I always took the opposite point of view, and never hesitated to show the ‘fish’ anything they asked, thinking, the better they got, the more confidence (and money) they would gain by beating the smaller fish, and eventually be convinced they were finally good enough to beat me, thus bringing me more serious action (and money) in the end.
I went and got a driver's license the day I turned fifteen. That night I spent six or eight hours on pool tables. Age to drink beer or enter an establishment selling beer or liquor was eighteen, to buy hard liquor you had to be twenty-one. All rules I ignored. I was still in high school, I was working forty hours a week, I was playing pool for long hours every day. Burning the candle at both ends and the middle too!
First starting out, I learned from the small time gamblers I played with, they had this code of secrecy. I was also designing, building, and driving stock cars. The aura of secrecy in stock car racing was hilarious! Everybody had secrets they had discovered for themselves, not realizing that dozens of other people had learned the same things. There were very few real secrets.
a local racetracktrack owner wouldnt let me do circular burnouts in the
middle of the track but if I won a big race, it's on a different level..
I was the driver but I was also the money man behind the car and the engine builder.

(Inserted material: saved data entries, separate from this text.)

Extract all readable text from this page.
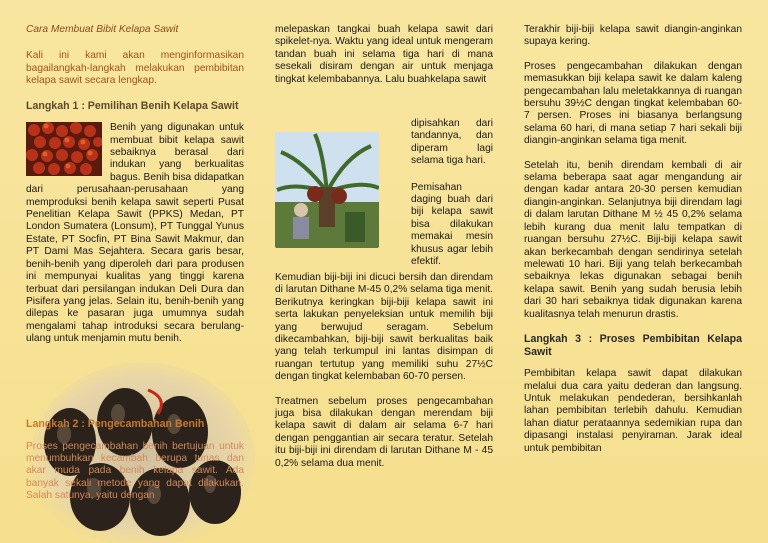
Cara Membuat Bibit Kelapa Sawit

Kali ini kami akan menginformasikan bagailangkah-langkah melakukan pembibitan kelapa sawit secara lengkap.

Langkah 1 : Pemilihan Benih Kelapa Sawit

Benih yang digunakan untuk membuat bibit kelapa sawit sebaiknya berasal dari indukan yang berkualitas bagus. Benih bisa didapatkan dari perusahaan-perusahaan yang memproduksi benih kelapa sawit seperti Pusat Penelitian Kelapa Sawit (PPKS) Medan, PT London Sumatera (Lonsum), PT Tunggal Yunus Estate, PT Socfin, PT Bina Sawit Makmur, dan PT Dami Mas Sejahtera. Secara garis besar, benih-benih yang diperoleh dari para produsen ini mempunyai kualitas yang tinggi karena terbuat dari persilangan indukan Deli Dura dan Pisifera yang jelas. Selain itu, benih-benih yang dilepas ke pasaran juga umumnya sudah mengalami tahap introduksi secara berulang-ulang untuk menjamin mutu benih.

Langkah 2 : Pengecambahan Benih

Proses pengecambahan benih bertujuan untuk menumbuhkan kecambah berupa tunas dan akar muda pada benih kelapa sawit. Ada banyak sekali metode yang dapat dilakukan. Salah satunya, yaitu dengan

melepaskan tangkai buah kelapa sawit dari spikelet-nya. Waktu yang ideal untuk mengeram tandan buah ini selama tiga hari di mana sesekali disiram dengan air untuk menjaga tingkat kelembabannya. Lalu buahkelapa sawit

dipisahkan dari tandannya, dan diperam lagi selama tiga hari.

Pemisahan daging buah dari biji kelapa sawit bisa dilakukan memakai mesin khusus agar lebih efektif.

Kemudian biji-biji ini dicuci bersih dan direndam di larutan Dithane M-45 0,2% selama tiga menit. Berikutnya keringkan biji-biji kelapa sawit ini serta lakukan penyeleksian untuk memilih biji yang berwujud seragam. Sebelum dikecambahkan, biji-biji sawit berkualitas baik yang telah terkumpul ini lantas disimpan di ruangan tertutup yang memiliki suhu 27½C dengan tingkat kelembaban 60-70 persen.

Treatmen sebelum proses pengecambahan juga bisa dilakukan dengan merendam biji kelapa sawit di dalam air selama 6-7 hari dengan penggantian air secara teratur. Setelah itu biji-biji ini direndam di larutan Dithane M - 45 0,2% selama dua menit.

Terakhir biji-biji kelapa sawit diangin-anginkan supaya kering.

Proses pengecambahan dilakukan dengan memasukkan biji kelapa sawit ke dalam kaleng pengecambahan lalu meletakkannya di ruangan bersuhu 39½C dengan tingkat kelembaban 60-7 persen. Proses ini biasanya berlangsung selama 60 hari, di mana setiap 7 hari sekali biji diangin-anginkan selama tiga menit.

Setelah itu, benih direndam kembali di air selama beberapa saat agar mengandung air dengan kadar antara 20-30 persen kemudian diangin-anginkan. Selanjutnya biji direndam lagi di dalam larutan Dithane M ½ 45 0,2% selama lebih kurang dua menit lalu tempatkan di ruangan bersuhu 27½C. Biji-biji kelapa sawit akan berkecambah dengan sendirinya setelah melewati 10 hari. Biji yang telah berkecambah sebaiknya lekas digunakan sebagai benih kelapa sawit. Benih yang sudah berusia lebih dari 30 hari sebaiknya tidak digunakan karena kualitasnya telah menurun drastis.

Langkah 3 : Proses Pembibitan Kelapa Sawit

Pembibitan kelapa sawit dapat dilakukan melalui dua cara yaitu dederan dan langsung. Untuk melakukan pendederan, bersihkanlah lahan pembibitan terlebih dahulu. Kemudian lahan diatur perataannya sedemikian rupa dan dipasangi instalasi penyiraman. Jarak ideal untuk pembibitan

When the big boys on Sunday thought it was cute to blow up an engine that had just won a big race I did the opposite. Racing spark plugs tend to foul as I am sure you know so I would come out of the pits and come up through the gears making the engine howl. Drive hard and push every limit I could find. Then if I took the checkered flag I ran a nice polite thirty mile an hour or so victory lap with the flag and put my car gently on the trailer. A friend had the most thoroughly destroyed engine I ever saw. Snapped a custom crank several places. Blew the bottom out of a road racing style oil pan, the block was shattered several places, Carillo rods destroyed, roller cam, chunks of metal came up through the new intake manifold and destroyed a brand new racing carburetor. Roller rockers, push rods, I suppose I had seen rail jobs blow an engine this thoroughly at the drag strip but I had never seen a stock car engine grenade that completely!

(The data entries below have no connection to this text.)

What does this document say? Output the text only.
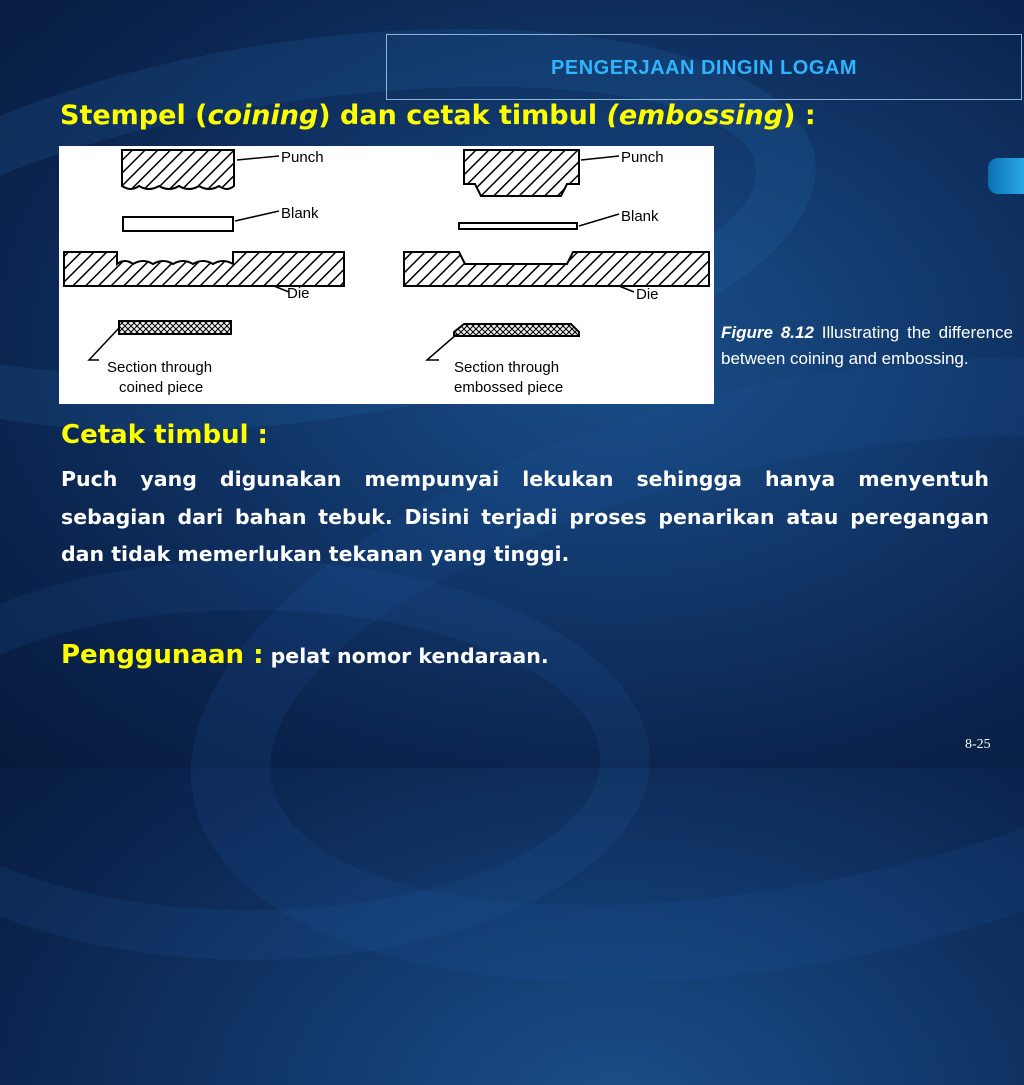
PENGERJAAN DINGIN LOGAM
Stempel (coining) dan cetak timbul (embossing) :
Punch
Blank
Die
Section through
coined piece
Punch
Blank
Die
Section through
embossed piece
Figure 8.12 Illustrating the difference between coining and embossing.
Cetak timbul :
Puch yang digunakan mempunyai lekukan sehingga hanya menyentuh sebagian dari bahan tebuk. Disini terjadi proses penarikan atau peregangan dan tidak memerlukan tekanan yang tinggi.
Penggunaan : pelat nomor kendaraan.
8-25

Lost where somebody jokingly said something along the lines of what would Hu do. Generally I would get to the most critical shot of a game, gonna put enough spin on the cue ball to sit there and spin until the cloth caught fire when it stopped! I would load my wrist so I could flick it right to left just as the cue tip contacted the cue ball. One time in dozens this seemed to really work! I don't know who taught me that silliness but fifty years later if I am stretching and wrap my hand around the very end of the cue and the rubber bumper I will still snap my wrist sometimes. I prove just how persistent a bad habit can be! If I notice my hand wrapping around the bumper I will carefully move it a few inches ahead before shooting. If I don't notice what comes next is usually the mother of all miscues!
I am sure that this one bad habit alone has cost me thousands in the decades I have played pool. I don't do it for three months, even six months or a year. Finally put that bad habit to bed, or so I thought. A critical shot, I want the cue ball to do a high speed hootchie-coo and thread a needle at the end. I get down, a couple of nice gentle practice strokes, then my hand slides back after I address the cue ball a final time. The little finger is wrapped around the bumper or even curled behind it. I slam the cue forward with a vicious twist! I have never torn a half a yard rip in the cloth doing this but I don't know why not. It is embarrassing to have to retrieve the cue ball from on top of a light, especially when the light isn't even over the table I am playing on! "Leave me alone. I am going drink a beer or three or four."